Whenever I recommended a story and Neil rejected it, he would send me a note to explain what hadn't worked for him, and I would learn from that. Sometimes, later on in the same year, I would see that a different magazine had accepted one of those rejected stories, and that taught me that publishing fiction is not just a matter of quality, it's a matter of taste. When you're the editor what you're really doing is demonstrating your taste. The stories Neil publishes win awards and get reprinted in "year's best" anthologies all the time, but guess what? Several times, stories I loved that Neil passed on ended up winning awards and getting reprinted in "year's best" anthologies, after other editors decided to publish them. If anyone out there reads this as me attempting to criticize Neil, who is a fantastic person with excellent taste, I will give you many, many demerits. Pay attention. What I'm saying is that everybody has different taste, and that's okay. But not everybody gets to be the editor.

I have finally worked my way into being an anthology editor, so this month I get to be the one who decides on what's going into a book, and what isn't. This makes me extremely happy. Here's what I've done so far.

I've already shaped the book's outcome by choosing the people I've asked to submit stories. I decided that an open submission process would be a bad choice for my first anthology, because who knows how many submissions I would get? REMEMBER THE SLUSH PILE. So I asked writers I either knew, or was familiar with online, to send me stories. I chose people for a few reasons: 1) I already knew I liked their writing, 2) they seemed interesting because of the way they presented themselves online, and/or 3) they seemed reliable and unlikely to screw me over with flaky behavior. Not all of them fit all three criteria, but you can't have everything! Most of them said they would send me a story, but several of them said they wouldn't. That's okay; you never know what people are working on, what will interest them, or what else is going on in their lives. I ended up with a great list of writers that impressed my publisher, so yay!

Because of dealing with reality, I knew I had to ask a greater number of people to submit stories than the number of stories the book would require. I am not looking forward to having to reject stories, but when you ask a bunch of people to write for your theme, you are absolutely never going to get only stories that work for what you want. That would be literally impossible. Can't be done. Won't happen. So you need to think hard about the number of people to actually ask, realizing that some percentage of those people will say no, and some percentage of the people who say yes may actually not end up sending you a story for an astonishing variety of reasons that may or may not be respectable. And of the stories you get, some just won't work for you as stories, and others will show symptoms of "did not read the guidelines" syndrome, and others will probably overlap in some unforeseeable way, or not go together. I'm starting to freak myself out. Maybe I should have asked a hundred more people to send me stories. I'm a worrier.

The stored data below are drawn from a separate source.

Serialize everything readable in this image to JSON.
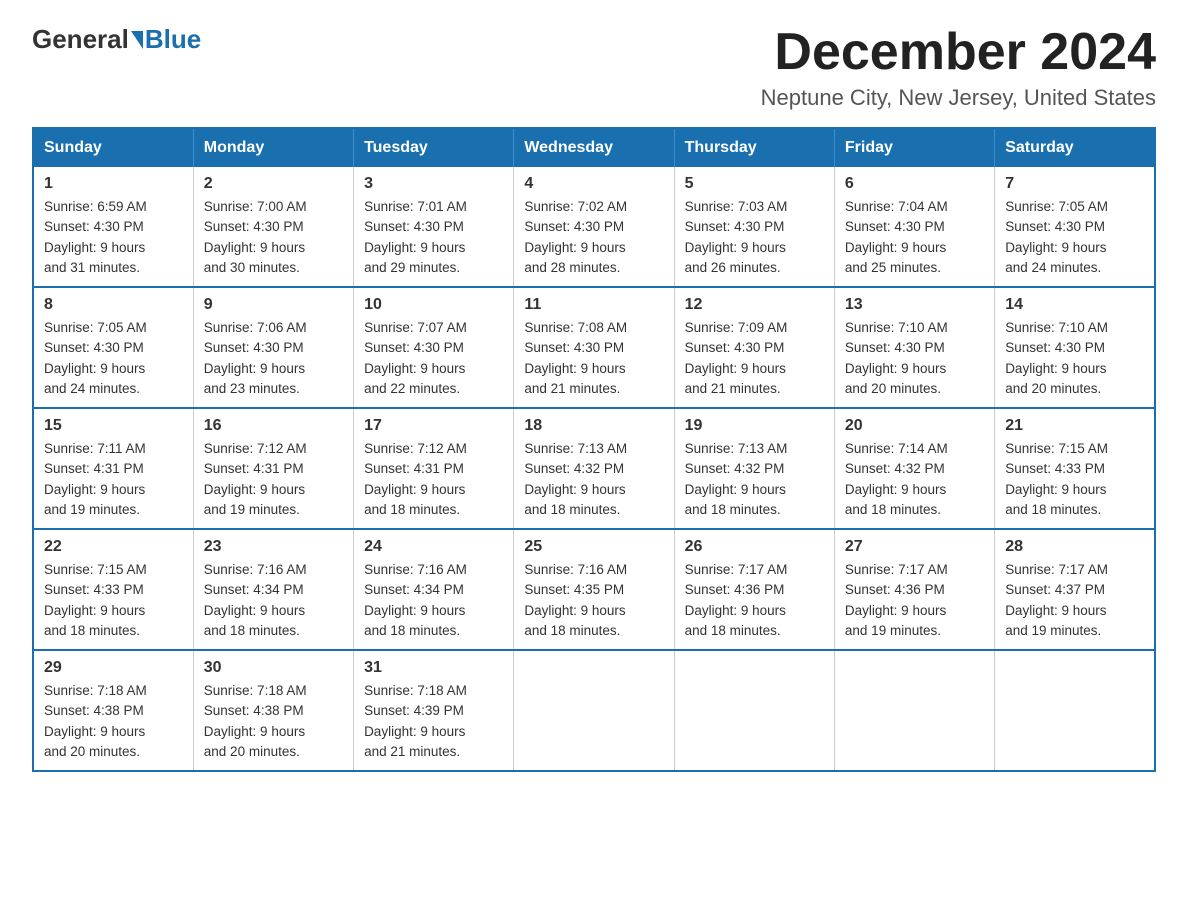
{
  "header": {
    "logo_general": "General",
    "logo_blue": "Blue",
    "month_title": "December 2024",
    "location": "Neptune City, New Jersey, United States"
  },
  "days_of_week": [
    "Sunday",
    "Monday",
    "Tuesday",
    "Wednesday",
    "Thursday",
    "Friday",
    "Saturday"
  ],
  "weeks": [
    [
      {
        "day": "1",
        "sunrise": "6:59 AM",
        "sunset": "4:30 PM",
        "daylight": "9 hours and 31 minutes."
      },
      {
        "day": "2",
        "sunrise": "7:00 AM",
        "sunset": "4:30 PM",
        "daylight": "9 hours and 30 minutes."
      },
      {
        "day": "3",
        "sunrise": "7:01 AM",
        "sunset": "4:30 PM",
        "daylight": "9 hours and 29 minutes."
      },
      {
        "day": "4",
        "sunrise": "7:02 AM",
        "sunset": "4:30 PM",
        "daylight": "9 hours and 28 minutes."
      },
      {
        "day": "5",
        "sunrise": "7:03 AM",
        "sunset": "4:30 PM",
        "daylight": "9 hours and 26 minutes."
      },
      {
        "day": "6",
        "sunrise": "7:04 AM",
        "sunset": "4:30 PM",
        "daylight": "9 hours and 25 minutes."
      },
      {
        "day": "7",
        "sunrise": "7:05 AM",
        "sunset": "4:30 PM",
        "daylight": "9 hours and 24 minutes."
      }
    ],
    [
      {
        "day": "8",
        "sunrise": "7:05 AM",
        "sunset": "4:30 PM",
        "daylight": "9 hours and 24 minutes."
      },
      {
        "day": "9",
        "sunrise": "7:06 AM",
        "sunset": "4:30 PM",
        "daylight": "9 hours and 23 minutes."
      },
      {
        "day": "10",
        "sunrise": "7:07 AM",
        "sunset": "4:30 PM",
        "daylight": "9 hours and 22 minutes."
      },
      {
        "day": "11",
        "sunrise": "7:08 AM",
        "sunset": "4:30 PM",
        "daylight": "9 hours and 21 minutes."
      },
      {
        "day": "12",
        "sunrise": "7:09 AM",
        "sunset": "4:30 PM",
        "daylight": "9 hours and 21 minutes."
      },
      {
        "day": "13",
        "sunrise": "7:10 AM",
        "sunset": "4:30 PM",
        "daylight": "9 hours and 20 minutes."
      },
      {
        "day": "14",
        "sunrise": "7:10 AM",
        "sunset": "4:30 PM",
        "daylight": "9 hours and 20 minutes."
      }
    ],
    [
      {
        "day": "15",
        "sunrise": "7:11 AM",
        "sunset": "4:31 PM",
        "daylight": "9 hours and 19 minutes."
      },
      {
        "day": "16",
        "sunrise": "7:12 AM",
        "sunset": "4:31 PM",
        "daylight": "9 hours and 19 minutes."
      },
      {
        "day": "17",
        "sunrise": "7:12 AM",
        "sunset": "4:31 PM",
        "daylight": "9 hours and 18 minutes."
      },
      {
        "day": "18",
        "sunrise": "7:13 AM",
        "sunset": "4:32 PM",
        "daylight": "9 hours and 18 minutes."
      },
      {
        "day": "19",
        "sunrise": "7:13 AM",
        "sunset": "4:32 PM",
        "daylight": "9 hours and 18 minutes."
      },
      {
        "day": "20",
        "sunrise": "7:14 AM",
        "sunset": "4:32 PM",
        "daylight": "9 hours and 18 minutes."
      },
      {
        "day": "21",
        "sunrise": "7:15 AM",
        "sunset": "4:33 PM",
        "daylight": "9 hours and 18 minutes."
      }
    ],
    [
      {
        "day": "22",
        "sunrise": "7:15 AM",
        "sunset": "4:33 PM",
        "daylight": "9 hours and 18 minutes."
      },
      {
        "day": "23",
        "sunrise": "7:16 AM",
        "sunset": "4:34 PM",
        "daylight": "9 hours and 18 minutes."
      },
      {
        "day": "24",
        "sunrise": "7:16 AM",
        "sunset": "4:34 PM",
        "daylight": "9 hours and 18 minutes."
      },
      {
        "day": "25",
        "sunrise": "7:16 AM",
        "sunset": "4:35 PM",
        "daylight": "9 hours and 18 minutes."
      },
      {
        "day": "26",
        "sunrise": "7:17 AM",
        "sunset": "4:36 PM",
        "daylight": "9 hours and 18 minutes."
      },
      {
        "day": "27",
        "sunrise": "7:17 AM",
        "sunset": "4:36 PM",
        "daylight": "9 hours and 19 minutes."
      },
      {
        "day": "28",
        "sunrise": "7:17 AM",
        "sunset": "4:37 PM",
        "daylight": "9 hours and 19 minutes."
      }
    ],
    [
      {
        "day": "29",
        "sunrise": "7:18 AM",
        "sunset": "4:38 PM",
        "daylight": "9 hours and 20 minutes."
      },
      {
        "day": "30",
        "sunrise": "7:18 AM",
        "sunset": "4:38 PM",
        "daylight": "9 hours and 20 minutes."
      },
      {
        "day": "31",
        "sunrise": "7:18 AM",
        "sunset": "4:39 PM",
        "daylight": "9 hours and 21 minutes."
      },
      null,
      null,
      null,
      null
    ]
  ],
  "labels": {
    "sunrise": "Sunrise:",
    "sunset": "Sunset:",
    "daylight": "Daylight:"
  }
}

The submission deadline is tomorrow. I've already received a bunch of early submissions, which is good; that's kept me from losing my mind while waiting for the majority of them, which I assume will mostly come in at 11:59 pm tomorrow night. It is FASCINATING to read stories that I've asked for. Way better than the slush pile. Do you even realize how amazing it feels to send out guidelines and get stories back that fulfill them? Editing an anthology is THE BEST. Even though I'm anxious about the outcome, every step so far has been so satisfying. I love this. I'm looking forward to seeing what other stories I get, and putting the best ones together in an order that makes sense--ideally, that creates its own overarching story through the whole book, if possible.

I'm building a fantasy anthology called What Fates Impose. Watch for updates on the process! There's going to be a Kickstarter project to make this book the best it can possibly be.